L’éditeur d’art Taschen s’est également emparé de la figure de Baldwin pour éditer deux très beaux ouvrages. Le premier, publié en 2017, reprend une publication réalisée en collaboration entre James Baldwin et le célèbre photographe Richard Avedon (1923-2004), lesquels s’étaient rencontrés en fréquentant la même High School du Bronx dans les années 1940 (ils collaboraient tous les deux au journal de l’école). L’ouvage, publié pour la première fois en 1964 et réédité en grand format afin de donner toute leur ampleur aux tirages d’Avedon, comprend un essai de Baldwin, Nothing Personal (Sans allusion, dans une traduction française inédite), et une série de photographies sans lien apparent avec le texte. La confrontation des deux, qui n’est évidemment pas fortuite, produit une série d’effets ravageurs quant à l’image que les États-Unis se faisaient alors d’eux-mêmes. Immense photographe politique qui a commencé sa carrière comme photographe de mode, Avedon propose ici une véritable radiographie du pays qui entre en dialogue avec le texte incandescent de Baldwin, dénonciation sans compromis de la politique américaine à l’égard de ses minorités. C’est un témoignage de première grandeur sur cette période agitée de l’histoire des États-Unis lors de laquelle le pays, dans le même temps, bombardait le Vietnam et se préparait à poser le premier homme sur la lune, alors que des hommes noirs continuaient à être assassinés dans ses rues avec une terrifiante régularité et que les contestations de la jeunesse et des étudiant·e·s s’ajoutaient à celles des militant·e·s noir·e·s sans toujours les rejoindre, et secouaient une société qui ne s’y attendait pas. Cet abîme nous saute littéralement au visage au travers des photos d’Avedon et du texte de Baldwin.

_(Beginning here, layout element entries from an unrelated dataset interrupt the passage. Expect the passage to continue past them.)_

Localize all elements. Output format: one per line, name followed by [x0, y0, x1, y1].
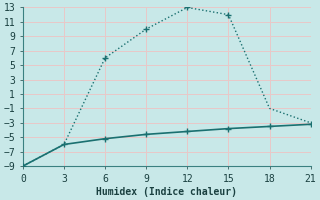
X-axis label: Humidex (Indice chaleur): Humidex (Indice chaleur) [96, 186, 237, 197]
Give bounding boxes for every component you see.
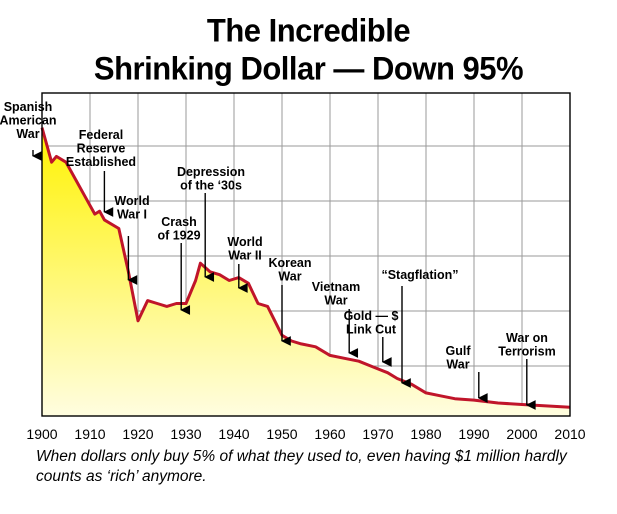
annotation-label: War II	[228, 249, 262, 263]
x-tick-label: 1920	[122, 426, 153, 442]
annotation-label: of 1929	[157, 229, 200, 243]
x-tick-label: 1910	[74, 426, 105, 442]
plot-frame	[41, 92, 571, 417]
x-tick-label: 2010	[554, 426, 585, 442]
chart-title-line-1: The Incredible	[206, 12, 411, 49]
annotation-label: War	[16, 127, 39, 141]
annotation-label: War	[446, 358, 469, 372]
annotation-label: Korean	[268, 256, 311, 270]
annotation: Gold — $Link Cut	[344, 309, 399, 367]
x-tick-label: 1980	[410, 426, 441, 442]
annotation-label: Gold — $	[344, 309, 399, 323]
annotation-label: War	[324, 294, 347, 308]
annotation-label: American	[0, 114, 56, 128]
annotation-label: Crash	[161, 215, 196, 229]
annotation-label: World	[114, 194, 149, 208]
annotation-label: Link Cut	[346, 323, 397, 337]
annotation: “Stagflation”	[381, 268, 459, 388]
annotation-label: Terrorism	[498, 345, 555, 359]
annotation-label: War I	[117, 208, 147, 222]
x-axis-ticks: 1900 1910 1920 1930 1940 1950 1960 1970 1980 1990…	[26, 426, 585, 442]
x-tick-label: 1990	[458, 426, 489, 442]
annotation-label: World	[227, 235, 262, 249]
annotation-label: Vietnam	[312, 280, 360, 294]
annotation-label: Reserve	[77, 142, 126, 156]
annotation-label: War	[278, 270, 301, 284]
annotation-label: Established	[66, 155, 136, 169]
chart-caption: When dollars only buy 5% of what they us…	[36, 448, 567, 485]
annotation-label: Depression	[177, 165, 245, 179]
chart-title-line-2: Shrinking Dollar — Down 95%	[93, 50, 524, 87]
x-tick-label: 1960	[314, 426, 345, 442]
x-tick-label: 1940	[218, 426, 249, 442]
annotation-label: War on	[506, 331, 548, 345]
x-tick-label: 1950	[266, 426, 297, 442]
annotation-label: Gulf	[446, 344, 472, 358]
x-tick-label: 2000	[506, 426, 537, 442]
value-area-fill	[42, 127, 570, 416]
annotation-label: “Stagflation”	[381, 268, 458, 282]
annotation-label: of the ‘30s	[180, 179, 242, 193]
annotation-label: Spanish	[4, 100, 53, 114]
x-tick-label: 1930	[170, 426, 201, 442]
x-tick-label: 1900	[26, 426, 57, 442]
plot-border	[41, 92, 571, 417]
annotation-label: Federal	[79, 128, 123, 142]
x-tick-label: 1970	[362, 426, 393, 442]
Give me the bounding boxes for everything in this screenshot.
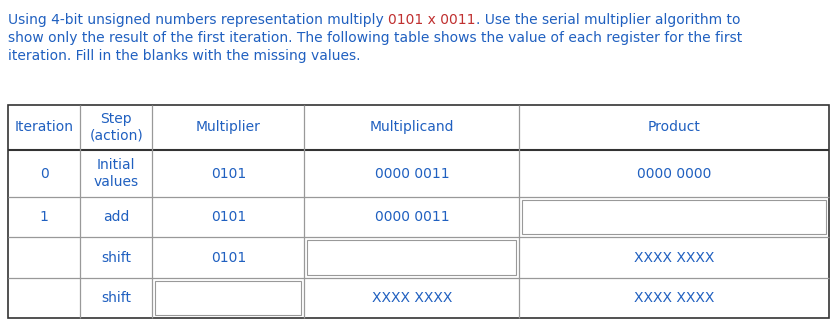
Text: 1: 1 — [39, 210, 48, 224]
Text: XXXX XXXX: XXXX XXXX — [634, 291, 714, 305]
Text: 0101: 0101 — [211, 210, 246, 224]
Text: add: add — [103, 210, 130, 224]
Bar — [155, 281, 301, 315]
Text: Iteration: Iteration — [14, 120, 74, 135]
Text: 0000 0011: 0000 0011 — [375, 210, 449, 224]
Text: 0: 0 — [39, 166, 48, 181]
Text: XXXX XXXX: XXXX XXXX — [371, 291, 451, 305]
Text: XXXX XXXX: XXXX XXXX — [634, 251, 714, 265]
Text: 0101 x 0011: 0101 x 0011 — [388, 13, 475, 27]
Text: 0101: 0101 — [211, 166, 246, 181]
Text: Multiplier: Multiplier — [196, 120, 261, 135]
Text: Using 4-bit unsigned numbers representation multiply: Using 4-bit unsigned numbers representat… — [8, 13, 388, 27]
Text: iteration. Fill in the blanks with the missing values.: iteration. Fill in the blanks with the m… — [8, 49, 360, 63]
Bar — [307, 241, 516, 275]
Text: 0000 0011: 0000 0011 — [375, 166, 449, 181]
Text: Multiplicand: Multiplicand — [370, 120, 454, 135]
Text: show only the result of the first iteration. The following table shows the value: show only the result of the first iterat… — [8, 31, 742, 45]
Text: shift: shift — [101, 291, 131, 305]
Text: Initial
values: Initial values — [94, 158, 139, 189]
Text: . Use the serial multiplier algorithm to: . Use the serial multiplier algorithm to — [475, 13, 739, 27]
Text: shift: shift — [101, 251, 131, 265]
Text: 0000 0000: 0000 0000 — [636, 166, 711, 181]
Bar — [522, 200, 825, 234]
Bar — [8, 105, 828, 318]
Text: Product: Product — [647, 120, 700, 135]
Text: 0101: 0101 — [211, 251, 246, 265]
Text: Step
(action): Step (action) — [89, 112, 143, 143]
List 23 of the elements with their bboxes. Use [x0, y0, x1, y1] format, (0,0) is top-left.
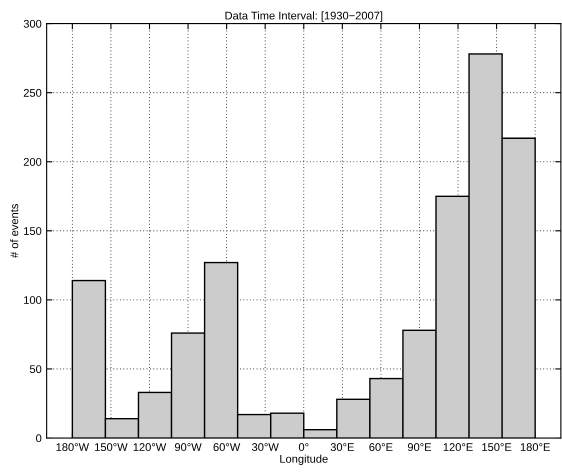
- y-tick-label: 50: [30, 365, 42, 374]
- x-tick-label: 30°W: [252, 443, 279, 452]
- x-tick-label: 0°: [298, 443, 308, 452]
- x-tick-label: 150°W: [95, 443, 128, 452]
- x-tick-label: 60°E: [369, 443, 393, 452]
- chart-title: Data Time Interval: [1930−2007]: [225, 11, 382, 22]
- x-axis-title: Longitude: [280, 454, 328, 465]
- x-tick-label: 60°W: [214, 443, 240, 452]
- y-tick-label: 250: [24, 88, 42, 97]
- y-axis-title: # of events: [10, 204, 18, 258]
- y-tick-label: 150: [24, 227, 42, 235]
- y-tick-label: 300: [24, 20, 42, 28]
- x-tick-label: 120°E: [444, 443, 473, 452]
- x-tick-label: 150°E: [482, 443, 512, 452]
- x-tick-label: 180°W: [56, 443, 90, 452]
- x-tick-label: 120°W: [134, 443, 166, 452]
- x-tick-label: 90°W: [174, 443, 202, 452]
- y-tick-label: 100: [24, 296, 42, 304]
- x-tick-label: 30°E: [330, 443, 354, 452]
- y-tick-label: 0: [36, 434, 42, 442]
- y-tick-label: 200: [24, 158, 42, 166]
- x-tick-label: 180°E: [520, 443, 550, 452]
- x-tick-label: 90°E: [408, 443, 432, 452]
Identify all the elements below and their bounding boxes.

Confirmant le rapport étroit des textes de Baldwin avec la photographie, le même éditeur s’est lancé dans une publication originale de son essai La prochaine fois, le feu (The Fire Next Time), en l’accompagnant d’une sélection de clichés du photographe Steve Schapiro (né en 1934), l’un des plus importants témoins des luttes pour les droits civiques aux États-Unis dans les années 1960. Comme il le dit lui-même, c’est Baldwin qui l’initie au mouvement des droits civiques avec les textes qui, plus tard, seront publiés dans La prochaine fois, le feu. Schapiro va ensuite l’accompagner lors d’un voyage dans le Sud ségrégationniste des États-Unis et en ramènera quantité de clichés devenus célèbres et que l’on retrouve dans cette édition. Le texte de Baldwin est connu, c’est sans doute son essai le plus célèbre, et on le trouvera sans difficulté traduit en français (car l’édition Taschen ne le donne que dans sa version originale, en anglais)[2]. Le rapport entre texte et images est sans doute ici plus littéral que dans le volume avec Avedon dont nous venons de parler ; les tirages de Schapiro illustrent la réflexion de Baldwin, montrent la ségrégation, l’oppression, les inégalités entre Blanc·he·s et Noir·e·s. La prochaine fois, le feu est paru pour la première fois en 1963, un an avant l’assassinat de Malcolm X, cinq ans avant celui de Martin Luther King. Baldwin reviendra sur ces événements tragiques, mais comme pour en indiquer l’anticipation prémonitoire dans son texte, cette édition se referme sur quelques clichés pris juste après l’assassinat de King à Memphis. Et l’on se prend à penser que, même après ces assassinats, le feu ne s’est pourtant pas abattu sur les États-Unis, qui ont continué à contraindre un cinquième de leur population à vivre, non plus tout à fait comme des sous-humains, mais assurément comme des citoyen·ne·s de seconde zone.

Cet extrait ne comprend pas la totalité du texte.